By Paul Beckman
Strickland didn’t go to work Monday. He hadn’t planned on not working his first day on the job—in fact, just the opposite; he was looking forward to it. He had his last joint at seven and his final beer at eight-thirty or nine and went to bed at a respectable ten o’clock Sunday night.
When his alarm went off at six-thirty that morning he didn’t dawdle in bed. Strickland went to his dresser and took the last of the joint, barely a half, and lit up. Just as he was about to take a morning-opening toke, the “little guy” voice on his left shoulder said, “Perhaps that’s not the best idea in the world, Strickland.”
Strickland killed the joint and jumped in the shower where he washed his hair, shaved, brushed his teeth, and peed before scrubbing his body with a loofah sponge. He toweled off, blow-dried his hair, and dressed in the clothes he had laid out the night before—white shirt, red striped tie, gray slacks, and blue blazer. He put on paisley socks and penny loafers.
Strickland felt good. He checked himself out in the mirror. “Way to go, Strickland,” Lefty, the little guy voice on his left shoulder, said.
“The least you can do is tie a good knot in that tie, Strickland,” Righty said.
Strickland re-tied his tie. It was too long, hanging past his belt buckle, then way too short. Next the knot was twisted and, finally, it was knotted the correct length, but on second glance, it was twisted and hung inside out.

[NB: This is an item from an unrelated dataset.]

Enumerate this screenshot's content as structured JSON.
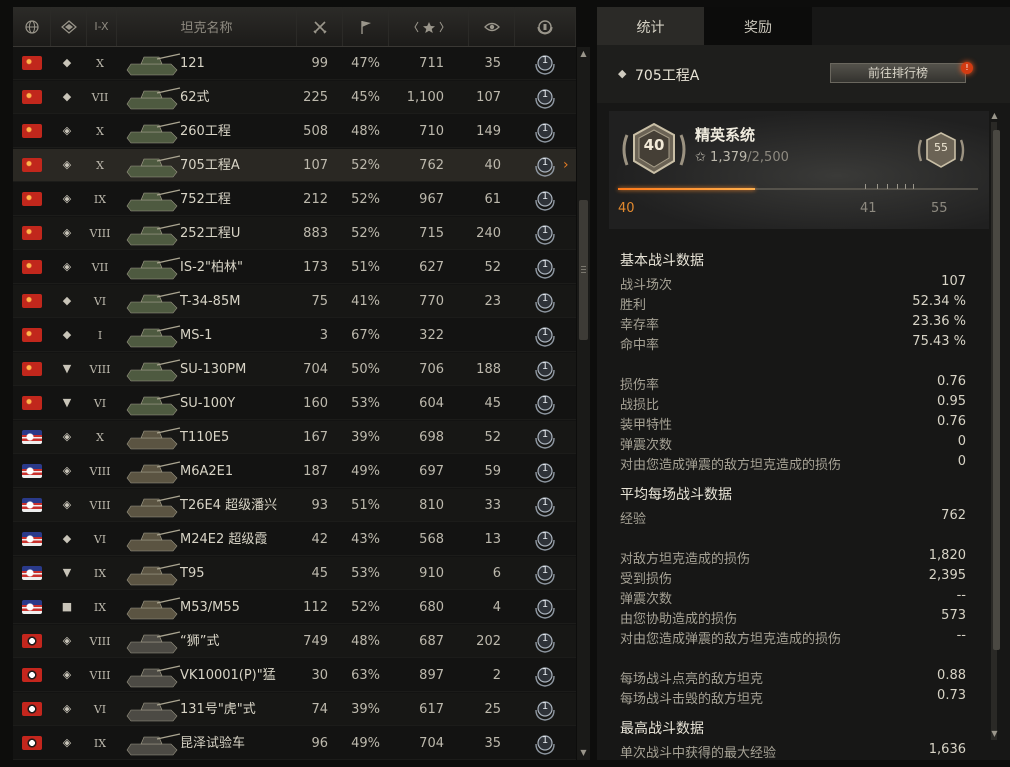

Righty said, “Leave it, Strickland. In your case, practice doesn’t make perfect. And do something with your hair—it’s a mess.”
Strickland, hearing Righty’s voice, re-brushed his hair until he brushed the blow-dry out and then he squeezed some gel on his hands.
Now his hair looked like a grease monkey’s hair, all shiny and stringy and winged out by his temples. “You’re a mess, Strickland. You can’t go to work looking like that—not today of all days.”
“Ahem. Ahem,” Lefty’s voice butted in, trying to get Strickland’s attention.
“Stop bothering me,” Strickland said. “You’re always bothering me.”
“You tell him,” Righty said.
“This isn’t a good move for your first day on the job,” Lefty said. “How do you plan on explaining this to your parole officer?”
Strickland kicked off his shoes and stripped down to his boxers.
“You’ll think of something,” Strickland said. “You always do.” He lit the J.
“Yeah,” Righty said. “Let Lefty handle it, Strickland. You’re busy right now.”
Strickland was busy trying to tie his tie right and got it on his first shot. He dressed again and wet his hairbrush and checked the clock.